Abraham Lincoln famously remarked, "As I would not be a slave, so I would not be a master."
In the many years since, something of the Emancipator's moral point has been lost, along with the memory of what benefiting from slavery entailed. No one who reads Marcus Rediker's searingly brilliant "The Slave Ship: A Human History" can have the slightest doubt concerning the real point of Lincoln's aphorism.
Rediker is a distinguished maritime historian whose previous books have used long-neglected primary sources to shed important new light on life around the 18th century Atlantic. In this book, he uses a similar technique to recover in horrific detail an economic system that brought more immigrants to the New World than any other in that era. It's a beautifully timed book, since last year marked the bicentennial of England's abolition of the slave trade and this year marks ours.
Rediker's book makes it possible for us to understand in an entirely fresh and disturbing way precisely what those anniversaries signify.
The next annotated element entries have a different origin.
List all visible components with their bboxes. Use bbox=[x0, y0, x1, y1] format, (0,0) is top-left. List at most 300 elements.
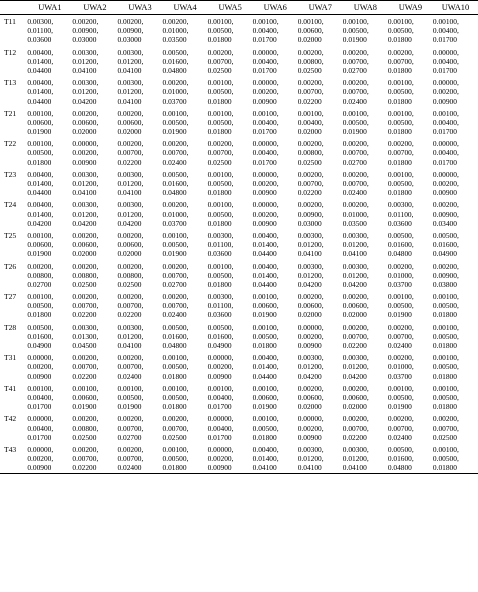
table-cell bbox=[253, 46, 298, 77]
cell-value: 0.00200, bbox=[207, 454, 234, 464]
cell-value: 0.00100, bbox=[297, 17, 324, 26]
cell-value: 0.03600 bbox=[387, 218, 412, 228]
cell-value: 0.01700 bbox=[432, 127, 457, 137]
cell-value: 0.04200 bbox=[297, 279, 322, 289]
table-cell bbox=[27, 76, 72, 107]
cell-value: 0.00200, bbox=[162, 78, 189, 88]
table-row bbox=[0, 107, 478, 138]
table-cell bbox=[433, 107, 478, 138]
cell-value: 0.00100, bbox=[342, 17, 369, 26]
cell-value: 0.00400, bbox=[432, 117, 459, 127]
cell-value: 0.00200, bbox=[387, 261, 414, 271]
cell-value: 0.04400 bbox=[252, 279, 277, 289]
cell-value: 0.00200, bbox=[297, 423, 324, 433]
cell-value: 0.00200, bbox=[387, 353, 414, 363]
cell-value: 0.00900, bbox=[117, 26, 144, 36]
cell-value: 0.00200, bbox=[72, 17, 99, 26]
cell-value: 0.00500, bbox=[252, 423, 279, 433]
cell-value: 0.00700, bbox=[297, 179, 324, 188]
cell-value: 0.00200, bbox=[432, 261, 459, 271]
cell-value: 0.00500, bbox=[207, 209, 234, 219]
cell-value: 0.02400 bbox=[342, 188, 367, 198]
cell-value: 0.01900 bbox=[387, 310, 412, 320]
table-cell bbox=[208, 76, 253, 107]
cell-value: 0.01800 bbox=[207, 218, 232, 228]
cell-value: 0.01900 bbox=[252, 310, 277, 320]
cell-value: 0.00400, bbox=[27, 78, 54, 88]
table-row bbox=[0, 290, 478, 321]
cell-value: 0.04100 bbox=[342, 249, 367, 259]
cell-value: 0.00100, bbox=[387, 383, 414, 393]
cell-value: 0.01800 bbox=[207, 279, 232, 289]
cell-value: 0.01800 bbox=[387, 35, 412, 45]
table-cell bbox=[253, 107, 298, 138]
cell-value: 0.00500, bbox=[432, 301, 459, 311]
cell-value: 0.00700, bbox=[387, 331, 414, 341]
cell-value: 0.00000, bbox=[432, 47, 459, 57]
cell-value: 0.00200, bbox=[342, 292, 369, 302]
cell-value: 0.01100, bbox=[387, 209, 414, 219]
table-cell bbox=[253, 321, 298, 352]
cell-value: 0.00700, bbox=[387, 423, 414, 433]
row-label: T27 bbox=[4, 292, 17, 302]
cell-value: 0.00500, bbox=[387, 179, 414, 188]
table-cell bbox=[163, 443, 208, 474]
cell-value: 0.01900 bbox=[162, 127, 187, 137]
cell-value: 0.01000, bbox=[162, 87, 189, 97]
cell-value: 0.00200, bbox=[342, 139, 369, 149]
cell-value: 0.00500, bbox=[207, 26, 234, 36]
cell-value: 0.00300, bbox=[207, 230, 234, 240]
table-cell bbox=[27, 260, 72, 291]
cell-value: 0.00700, bbox=[162, 148, 189, 158]
table-cell bbox=[388, 46, 433, 77]
cell-value: 0.00400, bbox=[207, 423, 234, 433]
cell-value: 0.00700, bbox=[162, 270, 189, 280]
table-cell bbox=[117, 321, 162, 352]
cell-value: 0.00300, bbox=[117, 78, 144, 88]
cell-value: 0.00500, bbox=[387, 301, 414, 311]
cell-value: 0.00500, bbox=[162, 47, 189, 57]
cell-value: 0.01800 bbox=[207, 127, 232, 137]
cell-value: 0.00300, bbox=[342, 230, 369, 240]
column-header: UWA2 bbox=[72, 1, 117, 15]
cell-value: 0.00300, bbox=[342, 444, 369, 454]
table-cell bbox=[253, 260, 298, 291]
column-header: UWA8 bbox=[343, 1, 388, 15]
cell-value: 0.00200, bbox=[117, 139, 144, 149]
table-cell bbox=[72, 198, 117, 229]
cell-value: 0.01900 bbox=[342, 35, 367, 45]
cell-value: 0.01200, bbox=[72, 209, 99, 219]
cell-value: 0.03800 bbox=[432, 279, 457, 289]
table-cell bbox=[343, 321, 388, 352]
table-cell bbox=[72, 107, 117, 138]
cell-value: 0.00100, bbox=[432, 322, 459, 332]
cell-value: 0.00000, bbox=[207, 353, 234, 363]
cell-value: 0.04200 bbox=[342, 371, 367, 381]
cell-value: 0.00000, bbox=[27, 444, 54, 454]
cell-value: 0.00700, bbox=[162, 423, 189, 433]
table-cell bbox=[433, 76, 478, 107]
cell-value: 0.00300, bbox=[117, 47, 144, 57]
cell-value: 0.00200, bbox=[72, 353, 99, 363]
cell-value: 0.01700 bbox=[432, 35, 457, 45]
cell-value: 0.00600, bbox=[27, 117, 54, 127]
cell-value: 0.00000, bbox=[252, 139, 279, 149]
cell-value: 0.00700, bbox=[117, 148, 144, 158]
row-label: T21 bbox=[4, 108, 17, 118]
cell-value: 0.00200, bbox=[342, 383, 369, 393]
table-cell bbox=[117, 198, 162, 229]
cell-value: 0.00600, bbox=[342, 301, 369, 311]
cell-value: 0.00300, bbox=[297, 353, 324, 363]
table-cell bbox=[433, 351, 478, 382]
cell-value: 0.01200, bbox=[297, 454, 324, 464]
cell-value: 0.00400, bbox=[252, 26, 279, 36]
cell-value: 0.00100, bbox=[432, 383, 459, 393]
cell-value: 0.00500, bbox=[432, 230, 459, 240]
cell-value: 0.00500, bbox=[162, 117, 189, 127]
cell-value: 0.00300, bbox=[72, 200, 99, 210]
cell-value: 0.00200, bbox=[387, 414, 414, 424]
table-cell bbox=[27, 382, 72, 413]
cell-value: 0.02400 bbox=[117, 463, 142, 473]
cell-value: 0.02200 bbox=[72, 463, 97, 473]
row-label: T24 bbox=[4, 200, 17, 210]
cell-value: 0.02200 bbox=[297, 188, 322, 198]
cell-value: 0.02200 bbox=[72, 310, 97, 320]
cell-value: 0.00200, bbox=[117, 292, 144, 302]
table-cell bbox=[208, 229, 253, 260]
cell-value: 0.00500, bbox=[207, 117, 234, 127]
cell-value: 0.00700, bbox=[72, 301, 99, 311]
cell-value: 0.02500 bbox=[72, 432, 97, 442]
cell-value: 0.00500, bbox=[387, 26, 414, 36]
table-cell bbox=[117, 351, 162, 382]
cell-value: 0.00700, bbox=[117, 301, 144, 311]
cell-value: 0.02500 bbox=[207, 157, 232, 167]
cell-value: 0.00100, bbox=[432, 353, 459, 363]
cell-value: 0.02200 bbox=[72, 371, 97, 381]
cell-value: 0.01400, bbox=[27, 56, 54, 66]
table-cell bbox=[343, 198, 388, 229]
cell-value: 0.04200 bbox=[72, 218, 97, 228]
cell-value: 0.00400, bbox=[27, 169, 54, 179]
cell-value: 0.01800 bbox=[432, 463, 457, 473]
table-cell bbox=[208, 321, 253, 352]
table-cell bbox=[117, 46, 162, 77]
cell-value: 0.00100, bbox=[432, 292, 459, 302]
cell-value: 0.00100, bbox=[387, 78, 414, 88]
cell-value: 0.00200, bbox=[162, 261, 189, 271]
cell-value: 0.02400 bbox=[162, 157, 187, 167]
table-row bbox=[0, 198, 478, 229]
table-cell bbox=[208, 443, 253, 474]
cell-value: 0.00500, bbox=[432, 331, 459, 341]
cell-value: 0.00200, bbox=[297, 169, 324, 179]
cell-value: 0.04100 bbox=[297, 249, 322, 259]
cell-value: 0.02400 bbox=[342, 96, 367, 106]
cell-value: 0.00100, bbox=[432, 444, 459, 454]
cell-value: 0.01000, bbox=[162, 209, 189, 219]
cell-value: 0.00800, bbox=[72, 270, 99, 280]
table-cell bbox=[117, 76, 162, 107]
cell-value: 0.00900, bbox=[432, 270, 459, 280]
cell-value: 0.00200, bbox=[117, 414, 144, 424]
cell-value: 0.00200, bbox=[117, 108, 144, 118]
column-header: UWA3 bbox=[117, 1, 162, 15]
table-cell bbox=[208, 382, 253, 413]
cell-value: 0.01700 bbox=[252, 127, 277, 137]
cell-value: 0.04900 bbox=[207, 341, 232, 350]
cell-value: 0.00400, bbox=[432, 26, 459, 36]
table-cell bbox=[72, 46, 117, 77]
cell-value: 0.00200, bbox=[297, 383, 324, 393]
cell-value: 0.01700 bbox=[27, 402, 52, 412]
cell-value: 0.00400, bbox=[252, 353, 279, 363]
cell-value: 0.02500 bbox=[432, 432, 457, 442]
cell-value: 0.00200, bbox=[72, 148, 99, 158]
cell-value: 0.02000 bbox=[342, 402, 367, 412]
table-cell bbox=[253, 382, 298, 413]
cell-value: 0.00400, bbox=[207, 392, 234, 402]
table-cell bbox=[298, 168, 343, 199]
cell-value: 0.00200, bbox=[162, 17, 189, 26]
cell-value: 0.00000, bbox=[27, 353, 54, 363]
table-cell bbox=[72, 260, 117, 291]
cell-value: 0.00700, bbox=[117, 362, 144, 372]
cell-value: 0.01600, bbox=[162, 56, 189, 66]
cell-value: 0.00500, bbox=[432, 392, 459, 402]
column-header: UWA1 bbox=[27, 1, 72, 15]
cell-value: 0.04800 bbox=[387, 249, 412, 259]
table-cell bbox=[117, 137, 162, 168]
cell-value: 0.00200, bbox=[342, 322, 369, 332]
table-row bbox=[0, 443, 478, 474]
cell-value: 0.00200, bbox=[432, 179, 459, 188]
table-cell bbox=[343, 46, 388, 77]
cell-value: 0.00200, bbox=[72, 230, 99, 240]
table-cell bbox=[433, 15, 478, 46]
cell-value: 0.00200, bbox=[342, 47, 369, 57]
cell-value: 0.00200, bbox=[297, 139, 324, 149]
cell-value: 0.00100, bbox=[27, 230, 54, 240]
cell-value: 0.00100, bbox=[27, 292, 54, 302]
row-label: T43 bbox=[0, 443, 27, 474]
cell-value: 0.00600, bbox=[117, 117, 144, 127]
row-label: T41 bbox=[4, 383, 17, 393]
table-cell bbox=[163, 198, 208, 229]
cell-value: 0.00800, bbox=[297, 148, 324, 158]
cell-value: 0.00100, bbox=[387, 108, 414, 118]
cell-value: 0.02500 bbox=[72, 279, 97, 289]
table-cell bbox=[117, 229, 162, 260]
table-cell bbox=[27, 15, 72, 46]
cell-value: 0.00300, bbox=[27, 17, 54, 26]
cell-value: 0.00500, bbox=[342, 26, 369, 36]
row-label: T28 bbox=[4, 322, 17, 332]
table-row bbox=[0, 382, 478, 413]
cell-value: 0.02000 bbox=[297, 310, 322, 320]
table-cell bbox=[388, 137, 433, 168]
cell-value: 0.01200, bbox=[297, 270, 324, 280]
table-cell bbox=[253, 290, 298, 321]
column-header: UWA5 bbox=[208, 1, 253, 15]
table-cell bbox=[72, 443, 117, 474]
table-cell bbox=[163, 76, 208, 107]
table-cell bbox=[208, 107, 253, 138]
cell-value: 0.01400, bbox=[252, 270, 279, 280]
cell-value: 0.00700, bbox=[162, 301, 189, 311]
cell-value: 0.00100, bbox=[252, 17, 279, 26]
table-cell bbox=[253, 198, 298, 229]
table-cell bbox=[298, 290, 343, 321]
cell-value: 0.00300, bbox=[297, 230, 324, 240]
table-cell bbox=[433, 229, 478, 260]
table-cell bbox=[343, 76, 388, 107]
cell-value: 0.00500, bbox=[162, 362, 189, 372]
cell-value: 0.00200, bbox=[297, 292, 324, 302]
cell-value: 0.00400, bbox=[252, 148, 279, 158]
cell-value: 0.01900 bbox=[162, 249, 187, 259]
cell-value: 0.00700, bbox=[342, 423, 369, 433]
cell-value: 0.00900 bbox=[207, 371, 232, 381]
cell-value: 0.00200, bbox=[387, 47, 414, 57]
table-cell bbox=[163, 229, 208, 260]
cell-value: 0.01200, bbox=[72, 87, 99, 97]
cell-value: 0.02000 bbox=[72, 249, 97, 259]
cell-value: 0.00000, bbox=[207, 444, 234, 454]
cell-value: 0.00500, bbox=[162, 169, 189, 179]
cell-value: 0.00200, bbox=[72, 108, 99, 118]
cell-value: 0.02700 bbox=[27, 279, 52, 289]
cell-value: 0.00900 bbox=[432, 188, 457, 198]
table-cell bbox=[163, 46, 208, 77]
cell-value: 0.00200, bbox=[117, 17, 144, 26]
cell-value: 0.00100, bbox=[27, 139, 54, 149]
cell-value: 0.01100, bbox=[27, 26, 53, 36]
cell-value: 0.01600, bbox=[162, 331, 189, 341]
column-header bbox=[0, 1, 27, 15]
cell-value: 0.01200, bbox=[342, 454, 369, 464]
table-cell bbox=[343, 137, 388, 168]
cell-value: 0.01700 bbox=[207, 432, 232, 442]
table-cell bbox=[433, 137, 478, 168]
cell-value: 0.00100, bbox=[27, 383, 54, 393]
cell-value: 0.00300, bbox=[117, 169, 144, 179]
cell-value: 0.00100, bbox=[252, 322, 279, 332]
table-cell bbox=[298, 198, 343, 229]
cell-value: 0.01400, bbox=[27, 87, 54, 97]
table-cell bbox=[117, 260, 162, 291]
cell-value: 0.00200, bbox=[162, 200, 189, 210]
cell-value: 0.04200 bbox=[117, 218, 142, 228]
cell-value: 0.03500 bbox=[162, 35, 187, 45]
table-cell bbox=[388, 76, 433, 107]
table-cell bbox=[343, 443, 388, 474]
table-cell bbox=[433, 46, 478, 77]
cell-value: 0.00900 bbox=[207, 463, 232, 473]
cell-value: 0.03000 bbox=[297, 218, 322, 228]
cell-value: 0.01600, bbox=[387, 240, 414, 250]
cell-value: 0.01800 bbox=[162, 463, 187, 473]
cell-value: 0.01200, bbox=[117, 331, 144, 341]
table-cell bbox=[208, 198, 253, 229]
cell-value: 0.00200, bbox=[117, 444, 144, 454]
cell-value: 0.04500 bbox=[72, 341, 97, 350]
cell-value: 0.00100, bbox=[207, 169, 234, 179]
table-cell bbox=[27, 412, 72, 443]
cell-value: 0.00300, bbox=[387, 200, 414, 210]
cell-value: 0.02200 bbox=[117, 310, 142, 320]
cell-value: 0.00500, bbox=[27, 322, 54, 332]
cell-value: 0.00500, bbox=[387, 444, 414, 454]
table-cell bbox=[298, 412, 343, 443]
table-row bbox=[0, 15, 478, 46]
table-cell bbox=[27, 168, 72, 199]
table-cell bbox=[253, 412, 298, 443]
cell-value: 0.02200 bbox=[342, 341, 367, 350]
cell-value: 0.00500, bbox=[27, 148, 54, 158]
table-cell bbox=[208, 412, 253, 443]
cell-value: 0.03000 bbox=[72, 35, 97, 45]
table-cell bbox=[253, 443, 298, 474]
cell-value: 0.01200, bbox=[72, 179, 99, 188]
cell-value: 0.00900 bbox=[27, 463, 52, 473]
cell-value: 0.01400, bbox=[27, 209, 54, 219]
cell-value: 0.00200, bbox=[162, 414, 189, 424]
cell-value: 0.00100, bbox=[387, 169, 414, 179]
table-cell bbox=[388, 168, 433, 199]
cell-value: 0.00500, bbox=[432, 362, 459, 372]
table-cell bbox=[163, 137, 208, 168]
table-cell bbox=[343, 351, 388, 382]
cell-value: 0.00600, bbox=[252, 301, 279, 311]
cell-value: 0.00500, bbox=[162, 240, 189, 250]
cell-value: 0.01900 bbox=[252, 402, 277, 412]
cell-value: 0.00700, bbox=[387, 56, 414, 66]
cell-value: 0.00700, bbox=[342, 179, 369, 188]
cell-value: 0.00700, bbox=[432, 423, 459, 433]
cell-value: 0.02000 bbox=[117, 127, 142, 137]
cell-value: 0.00200, bbox=[432, 414, 459, 424]
cell-value: 0.01700 bbox=[252, 35, 277, 45]
cell-value: 0.03600 bbox=[27, 35, 52, 45]
table-cell bbox=[27, 443, 72, 474]
cell-value: 0.00100, bbox=[207, 78, 234, 88]
cell-value: 0.01800 bbox=[387, 96, 412, 106]
cell-value: 0.00500, bbox=[342, 117, 369, 127]
cell-value: 0.01800 bbox=[432, 310, 457, 320]
cell-value: 0.01400, bbox=[252, 454, 279, 464]
cell-value: 0.00700, bbox=[342, 331, 369, 341]
cell-value: 0.01200, bbox=[72, 56, 99, 66]
table-cell bbox=[27, 229, 72, 260]
table-cell bbox=[253, 351, 298, 382]
table-cell bbox=[208, 168, 253, 199]
cell-value: 0.01600, bbox=[432, 240, 459, 250]
cell-value: 0.02400 bbox=[117, 371, 142, 381]
cell-value: 0.01800 bbox=[207, 188, 232, 198]
table-cell bbox=[343, 290, 388, 321]
cell-value: 0.00500, bbox=[387, 230, 414, 240]
cell-value: 0.00700, bbox=[342, 87, 369, 97]
cell-value: 0.00600, bbox=[297, 392, 324, 402]
table-cell bbox=[163, 15, 208, 46]
table-cell bbox=[117, 412, 162, 443]
table-cell bbox=[72, 15, 117, 46]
Part of the book's power comes from the author's mastery of sources and part from his sophisticated appreciation of the way technology, economics and avarice conjoined in moral infamy. As early as 1740, the British merchant Malachy Postlethwayt, arguing for parliamentary subsidies for slave trade as essential to English prosperity, described the trade's "triangular nature." British ships carried manufactured goods to West Africa, where they were exchanged with local rulers for slaves. Hundreds of these slaves were packed into the ships and carried to the West Indies -- the so-called "middle passage" -- where they were sold and the proceeds used to buy sugar and rum, which the ships then transported back to England.
Rediker uses his experience as a maritime historian and his mastery of the contemporary documents to re-create all three legs of the triangle, often in the very words of the participants -- captains, seamen and slaves. It is a stunningly immediate, brutal portrait and enlightening in unexpected ways. Torture and sexual abuse weren't simply commonplace but institutionalized. Rebellion was more frequent than conventional opinion allows and the lives of ordinary seamen much harder. Often, they were cheated of their wages by avaricious captains and abandoned after the middle passage, since fewer were needed to bring the ships home.
Rediker devotes a bracingly unsentimental chapter to John Newton, the slaver-turned-Christian-turned-abolitionist, who wrote that famous hymn of the justified sinner, "Amazing Grace." He draws on Newton's extensive public and private writings, never with more effect than in the chapter devoted to the slave ships' maritime masters and titled "The Captain's Own Hell." As the author points out, when Newton wrote to and for others concerning the outrages he had "witnessed," he often was describing acts in which he had taken part, including executions by dismemberment and the application of thumb screws to rebellious children.
As Rediker notes: "Newton developed a theory about why violence, cruelty and terror were intrinsic to the slave trade. . . . He wrote, 'A savageness of spirit, not easily conceived, infuses itself . . . into those who exercise power on board an African slave-ship, from the captain downwards. It is the spirit of the trade, which, like a pestilential air, is so generally infectious that but few escape it.' Violence and suffering were so pervasive on the slave that the 'work' itself -- meaning the discipline and control of the human 'cargo' -- tended directly to 'efface moral sense, to rob the heart of every gentle and humane disposition and to harden it, like steel against all impressions of sensibility.' "
Rediker is one of the most interesting of the American historians who acknowledge their participation in the 1960s New Left as fundamental to their intellectual formation. In part, one suspects, that was because he found in the movement insight that described his personal experiences as the son of working-class Kentucky parents and as a one-time factory worker himself. It's a background that predisposed him to the so-called "people's history movement" that sought to retell the Western story -- and good history always is a story -- through the lives of ordinary people, from the bottom up, as it were. In the hands of skilled practitioners -- whose methodology was informed by the French Annales School's rigorous attention to overlooked documents -- it produces history of great power. It is a view of the past that seeks to recover not just facts, but the conscience that renders them sensible. Rediker is one of those skilled historians.